Nelson Mandela Bay protesters show solidarity in fight for racial justice over killing of George Floyd

Activists, political party heads, religious leaders and residents gathered at The Atrium parking lot in Greenacres on Thursday to picket in solidarity with protesters around the globe calling for justice for George Floyd.

Floyd’s death while in the custody of Minneapolis police officers last week has sparked widespread protests aimed at addressing racism in the US.

Organisers of Nelson Mandela the Bay picket — anti-apartheid activists Mike Xego, Khusta Jack and Lungile Mxube — said they could not be quiet as the brutality Floyd endured was a reminder of what South Africans had suffered under apartheid.

The picket saw the group of at least 50 people holding placards of the Black Solidarity Campaign to end racism  gather in front of The Herald as they believed the media  had the potential to carry the antiracism message across the world.
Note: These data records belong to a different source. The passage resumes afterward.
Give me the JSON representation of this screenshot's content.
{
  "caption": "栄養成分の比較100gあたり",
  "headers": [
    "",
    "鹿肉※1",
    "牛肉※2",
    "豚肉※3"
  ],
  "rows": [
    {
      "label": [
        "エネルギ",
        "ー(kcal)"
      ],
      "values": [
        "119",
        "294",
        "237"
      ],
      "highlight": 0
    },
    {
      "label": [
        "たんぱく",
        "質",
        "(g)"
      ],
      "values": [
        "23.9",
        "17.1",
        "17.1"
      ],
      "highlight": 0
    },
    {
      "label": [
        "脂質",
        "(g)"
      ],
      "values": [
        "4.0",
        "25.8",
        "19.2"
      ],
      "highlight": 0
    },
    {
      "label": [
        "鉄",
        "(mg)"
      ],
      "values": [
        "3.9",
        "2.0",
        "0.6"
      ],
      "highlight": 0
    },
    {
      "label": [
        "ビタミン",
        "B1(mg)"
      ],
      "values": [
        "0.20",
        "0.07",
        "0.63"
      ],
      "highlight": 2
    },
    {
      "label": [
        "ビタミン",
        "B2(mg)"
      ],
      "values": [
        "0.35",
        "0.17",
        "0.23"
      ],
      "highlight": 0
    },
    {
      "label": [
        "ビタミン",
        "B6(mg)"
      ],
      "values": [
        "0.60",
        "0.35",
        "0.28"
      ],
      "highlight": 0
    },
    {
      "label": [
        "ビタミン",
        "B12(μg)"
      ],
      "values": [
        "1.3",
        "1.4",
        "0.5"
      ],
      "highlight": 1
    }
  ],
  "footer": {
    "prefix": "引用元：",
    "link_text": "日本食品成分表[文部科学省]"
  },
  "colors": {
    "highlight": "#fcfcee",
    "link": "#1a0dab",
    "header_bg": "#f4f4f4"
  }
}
Addressing the gathering, Xego said the picket also aimed to teach children that they were all one despite their skin colour, and needed to stop discriminating against each another.

“When you see a black child practising racism stop him immediately, and the same when you see a white child practising racism — stop him immediately.

“No-one must do anything to hurt us — we have come too far,” he said.

Xego said South Africans were part of the unity showed by the world after the death of Floyd.

He quoted Nelson Mandela’s Rivonia Trial speech and urged the people gathered to follow the late statesman’s  ideology.

Also speaking at the solidarity picket, Jack said even if the number of picket attendees was not big, morality was not about numbers.

“Today’s morality is not about numbers but a conviction and a belief that you do not subscribe to racism in whatever shape or form.

“And that is what we fought for and what freedom is about,” Jack said.

Eastern Cape DA leader and Bay councillor Nqaba Bhanga, who also participated, agreed.

“This is a struggle of black and white people.

“Yesterday [Wednesday] I saw white soldiers and a white sheriff kneeling down saying we are in solidarity for  a struggle for a human race.

“You must continue fighting for what is right, and not allow a country and laws to define you on the basis of your colour of skin,” he  said.

On Thursday, AFP reported that in Minnesota, prosecutors had initially charged 44-year-old Derek Chauvin — the white officer filmed kneeling on Floyd’s neck for nearly nine minutes — with third-degree murder but  on Wednesday upgraded the charge, roughly akin to manslaughter, to second-degree murder, which did not involve premeditation but carried stiffer penalties.

Chauvin’s three colleagues at the scene of Floyd’s May 25 arrest — for allegedly seeking to buy cigarettes with a counterfeit bill — are accused of being complicit in the killing.

Tou Thao, 34, J Alexander Kueng, 26, and Thomas Lane, 37, were charged with aiding and abetting second-degree murder, and taken into custody.

The arrest of all four officers has been a focus for tens of thousands of protesters who have marched the streets of dozens of US cities, often defying curfews to condemn police brutality and demand racial justice.